EU-Parlament fordert von Bosnien mehr LGBTI-Rechte

© zVg.
Letzte Woche hat das Europäische Parlament seinen Jahresbericht für Bosnien-Herzegowina vorgelegt. Darin werden mehr Rechte für schwule, lesbische, bisexuelle sowie trans- und intersexuelle Personen gefordert.


Das EU-Parlament ist über die weitverbreitete Hetze, Hassvorfälle, Drohungen, Belästigungen und Diskriminierung gegen LGBTI-Personen in Bosnien-Herzegowina besorgt. Das Parlament möchte daher die bosnisch-herzegowinischen Behörden ermutigen, die sexuelle Orientierung und die Geschlechtsidentität als Teil des Hetzparagraphen zu inkludieren sowie das Bewusstsein über die LGBT-Rechte im Justizsystem und in der Öffentlichkeit zu heben.
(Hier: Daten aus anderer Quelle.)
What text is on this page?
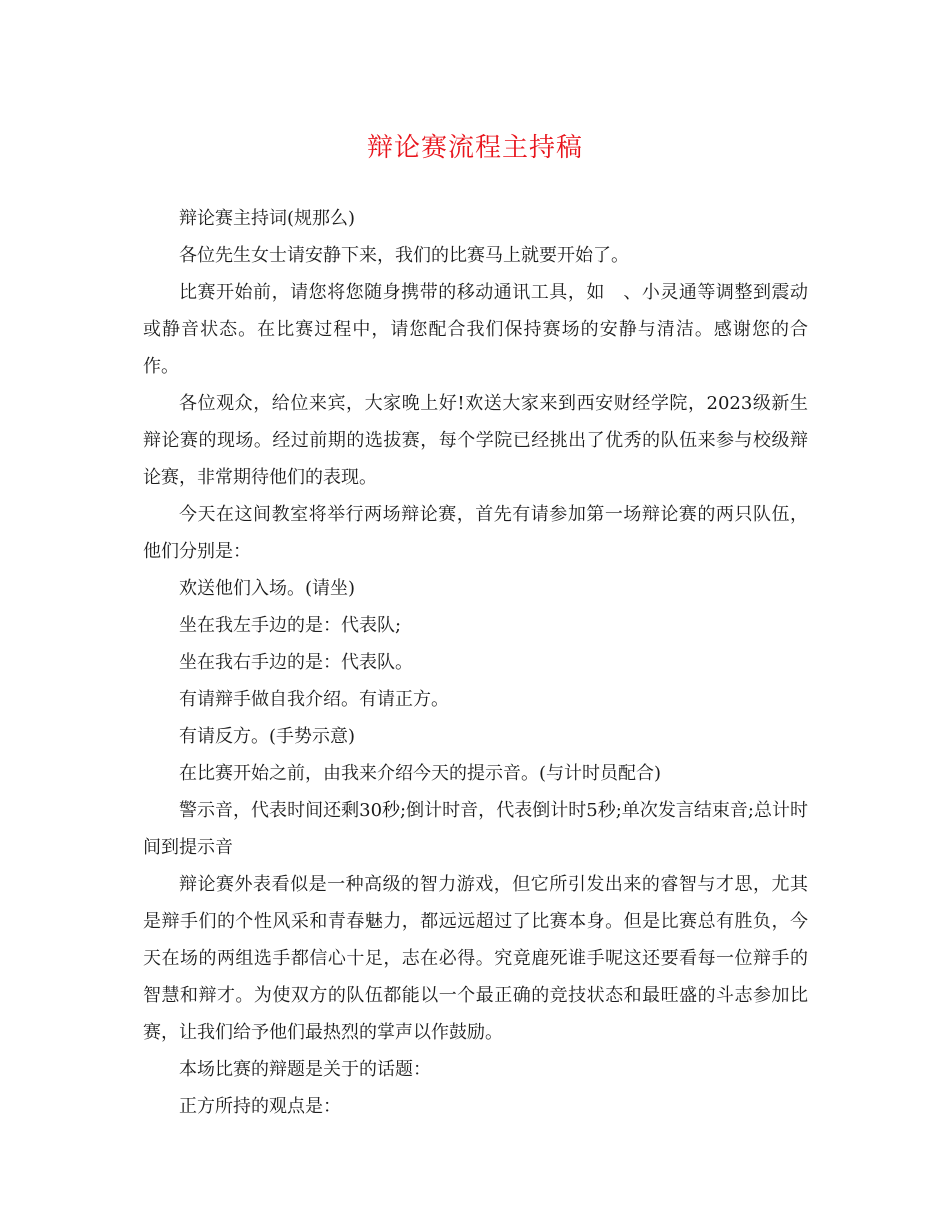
辩论赛流程主持稿

辩论赛主持词(规那么)

各位先生女士请安静下来，我们的比赛马上就要开始了。

比赛开始前，请您将您随身携带的移动通讯工具，如　、小灵通等调整到震动或静音状态。在比赛过程中，请您配合我们保持赛场的安静与清洁。感谢您的合作。

各位观众，给位来宾，大家晚上好!欢送大家来到西安财经学院，2023级新生辩论赛的现场。经过前期的选拔赛，每个学院已经挑出了优秀的队伍来参与校级辩论赛，非常期待他们的表现。

今天在这间教室将举行两场辩论赛，首先有请参加第一场辩论赛的两只队伍，他们分别是：

欢送他们入场。(请坐)

坐在我左手边的是：代表队;

坐在我右手边的是：代表队。

有请辩手做自我介绍。有请正方。

有请反方。(手势示意)

在比赛开始之前，由我来介绍今天的提示音。(与计时员配合)

警示音，代表时间还剩30秒;倒计时音，代表倒计时5秒;单次发言结束音;总计时间到提示音

辩论赛外表看似是一种高级的智力游戏，但它所引发出来的睿智与才思，尤其是辩手们的个性风采和青春魅力，都远远超过了比赛本身。但是比赛总有胜负，今天在场的两组选手都信心十足，志在必得。究竟鹿死谁手呢这还要看每一位辩手的智慧和辩才。为使双方的队伍都能以一个最正确的竞技状态和最旺盛的斗志参加比赛，让我们给予他们最热烈的掌声以作鼓励。

本场比赛的辩题是关于的话题：

正方所持的观点是：
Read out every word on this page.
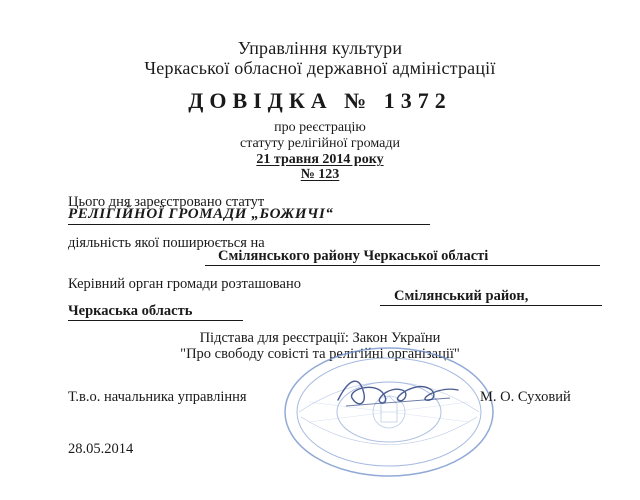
Управління культури
Черкаської обласної державної адміністрації
ДОВІДКА № 1372
про реєстрацію
статуту релігійної громади
21 травня 2014 року
№ 123
Цього дня зареєстровано статут
РЕЛІГІЙНОЇ ГРОМАДИ „БОЖИЧІ“
діяльність якої поширюється на
Смілянського району Черкаської області
Керівний орган громади розташовано
Смілянський район,
Черкаська область
Підстава для реєстрації: Закон України
"Про свободу совісті та релігійні організації"
Т.в.о. начальника управління	М. О. Суховий
28.05.2014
"Das Prinzip der Nichtdiskriminierung ist in Bosnien-Herzegowina bereits im Gesetz eingebettet, nun benötigen wir Implementierungsstrategien, um das Leben der LGBTI-Bevölkerung im Land zu verbessern. Es ist inakzeptabel, dass Leute dort immer noch in Angst leben, nur weil sie das sind, was sie sind", so die österreichische EU-Abgeordnete.